Liberalizzazione della droga, la fallimentare esperienza degli Usa

Liberalizzazione della droga, la fallimentare esperienza degli Usa

di Andrea Bartelloni

AL CONVEGNO ALLA CAMERA IN OCCASIONE DELLA GIORNATA MONDIALE CONTRO ABUSO E TRAFFICO DI DROGA IL RACCONTO DI CIO’ CHE AVVIENE IN CALIFORNIA E COLORADO

Ospite internazionale del Convegno del 26 Giugno alla camera in occasione Giornata Mondiale contro l’abuso e il traffico illecito di droga Kevin Sabet, Ph.D., presidente della Smart Approaches Marijuana (SAM), già consulente dell’Ufficio per la politica di controllo delle droghe della Casa Bianca, che si è congratulato col nostro paese che mantiene una posizione contraria ad ogni legalizzazione e con una attività concreta tesa al recupero.

Gli Stati Uniti sono un importante laboratorio: la Cannabis è la droga più fraintesa, ha detto Sabet; chi inizia a drogarsi, di solito, lo fa con la marijuana che è molto più potente e dà assuefazione.
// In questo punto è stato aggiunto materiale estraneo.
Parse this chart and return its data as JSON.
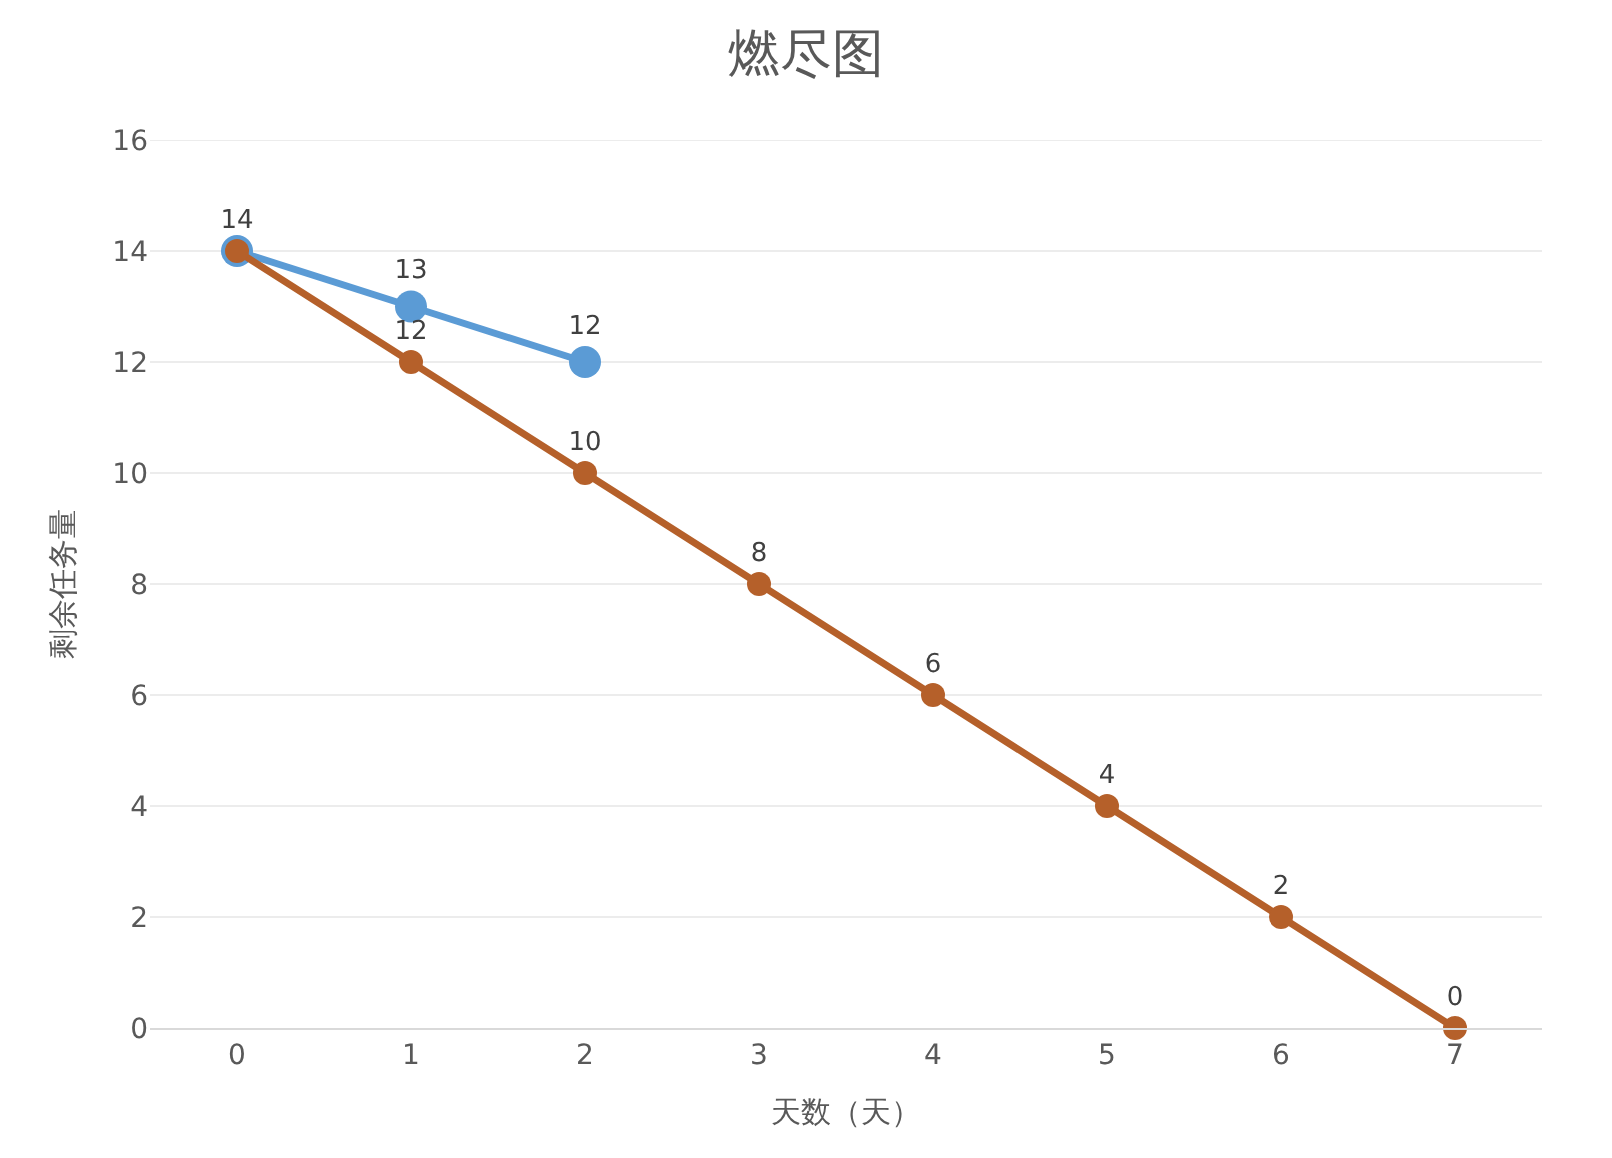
{
  "chart_data": {
    "type": "line",
    "title": "燃尽图",
    "xlabel": "天数（天）",
    "ylabel": "剩余任务量",
    "categories": [
      "0",
      "1",
      "2",
      "3",
      "4",
      "5",
      "6",
      "7"
    ],
    "series": [
      {
        "color": "#5b9bd5",
        "values": [
          14,
          13,
          12,
          null,
          null,
          null,
          null,
          null
        ],
        "value_labels": [
          null,
          "13",
          "12",
          null,
          null,
          null,
          null,
          null
        ]
      },
      {
        "color": "#b5602a",
        "values": [
          14,
          12,
          10,
          8,
          6,
          4,
          2,
          0
        ]
      }
    ],
    "ylim": [
      0,
      16
    ],
    "yticks": [
      0,
      2,
      4,
      6,
      8,
      10,
      12,
      14,
      16
    ],
    "grid": "y",
    "legend": false,
    "marker": "circle",
    "line_style": "solid",
    "data_labels": true
  }
}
È questo che vogliono quelli che fanno affari col loro business. La legalizzazione mette fuori gioco le mafie? In California l’80% del mercato è in mano loro nonostante una legalizzazione “di fatto” da almeno 20 anni. Altro aspetto importante riferito da Sabet è che anche negli Stati Uniti la marijuana è una droga di passaggio e chi la usa ha 48 volte maggior possibilità di passare alla cocaina e 25 di passare alle metanfetamine e, inoltre, il 30% degli utilizzatori diventa dipendente, ma si può uscirne. E i principali incentivi sono il lavoro, la comunità e la famiglia.

Quello che maggiormente preoccupa Sabet è il fatto che per la marijuana si stia utilizzando lo stesso percorso un tempo usato per il tabacco: pubblicità che coinvolge attori, sportivi e si tende a legalizzare tutto fino agli psichedelici e ai funghi, con la nascita di una “Big Marijuana” come è successo per Big Tobacco. A Vancouver (Canada) vendono cocaina, eroina, metanfetamine veicolando il messaggio che “se è pura, non adulterata, è sicura”. Ma non c’è droga sicura. Sabet ha concluso il suo intervento invitando tutti a concentrarsi sulle vere soluzioni al problema: 1. prevenzione; 2. recupero (ridà la vita); 3. bassa disponibilità-prezzi alti, è essenziale.

Altro ospite internazionale della giornata Luke Niforatos, vicepresidente esecutivo di SAM che ha portato l’esperienza maturata nel Colorado che, nel 2014 divenne il primo Stato americano a legalizzare l’uso ricreativo della marijuana. Ha esordito con un episodio accaduto a lui e alla sua famiglia: entrati in un negozio hanno trovato un vassoio con dei cioccolatini e di aver fermato in tempo le figlie, erano cioccolatini con Thc (il principale principio attivo della cannabis). Molti negozi consigliano la marijuana alle donne incinta per combattere la nausea e si stima che 30mila famiglie abbiano bambini esposti al fumo passivo.

Un dato allarmante è che il 20% degli utilizzatori di cannabis in Colorado sono responsabili del consumo del 70% della cannabis e questo porta sempre più soldi nelle casse delle aziende produttrici: più sono i dipendenti dalla droga e maggiori sono i guadagni. Importante il dato relativo alle ospedalizzazioni che hanno avuto un’impennata di più del 100% spesso per fenomeni di vomito inarrestabile; aumentano anche i problemi di salute mentale come pure le chiamate ai centri antiveleno e sono raddoppiati i morti sulle strade. Il mercato clandestino in Colorado è diventato il principale fornitore degli Stati dove la marijuana non è legale e poi, non paga tasse, può fornire prodotti a minor prezzo e, pertanto, è più attrattivo nei quartieri più poveri (Fonte Marijuana Health Report).

Dal laboratorio Usa arrivano notizie inquietanti: affari in crescita per le aziende del settore e le mafie continuano con i loro traffici, anzi, per certi aspetti con maggiore tranquillità e libertà.